Some think cell-cultivated products are the future of food

Eat Just founder and CEO Josh Tetrick told The Venture podcast that the company was created after a conversation with cofounder and friend Josh Balk led to many questions about the planet's future. "What would the world look like if we could find a plant that made a better egg? What would the world look like if we made real meat without the need for a single animal to be slaughtered or tree to be removed?" Tetrick said. 
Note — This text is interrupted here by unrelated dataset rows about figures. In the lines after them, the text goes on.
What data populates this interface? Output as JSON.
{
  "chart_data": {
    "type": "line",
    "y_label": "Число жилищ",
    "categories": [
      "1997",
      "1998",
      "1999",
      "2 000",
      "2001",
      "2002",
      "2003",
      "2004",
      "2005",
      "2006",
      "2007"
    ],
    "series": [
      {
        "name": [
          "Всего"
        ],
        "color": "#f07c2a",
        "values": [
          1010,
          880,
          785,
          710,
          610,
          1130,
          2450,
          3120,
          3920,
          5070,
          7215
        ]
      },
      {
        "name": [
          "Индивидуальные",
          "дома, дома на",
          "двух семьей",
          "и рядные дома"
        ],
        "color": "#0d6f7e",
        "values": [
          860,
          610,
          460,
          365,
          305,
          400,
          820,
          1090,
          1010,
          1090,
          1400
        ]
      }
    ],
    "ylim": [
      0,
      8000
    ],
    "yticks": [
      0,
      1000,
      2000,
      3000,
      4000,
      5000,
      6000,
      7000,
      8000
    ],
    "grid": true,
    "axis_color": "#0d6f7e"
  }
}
GOOD Meat's cell-based chicken was first approved in Singapore in 2020 and has slowly become normalized in stores and restaurants. In 2023, Singapore's Huber's Butchery became the first butcher shop in the world to sell cultivated chicken. The chicken was also featured on the menu at the 2022 UN Climate Change Conference, per Business Wire

While Forbes reported in 2022 that cell-cultivated meat products are still more expensive than traditionally farmed meat, this could change as businesses scale and adapt to the market. FRED reported the average price for boneless chicken breasts dropped to $4.23 a pound in May 2023 from a high of $4.74 in September 2022. However, the cost of boneless chicken breasts has increased significantly since 2020, when prices were as low as $2.95 a pound in March. If Eat Just, Inc. and Upside Foods can find a way to release their products at a comparable price, farmers may need to adjust costs to keep up with the new competition.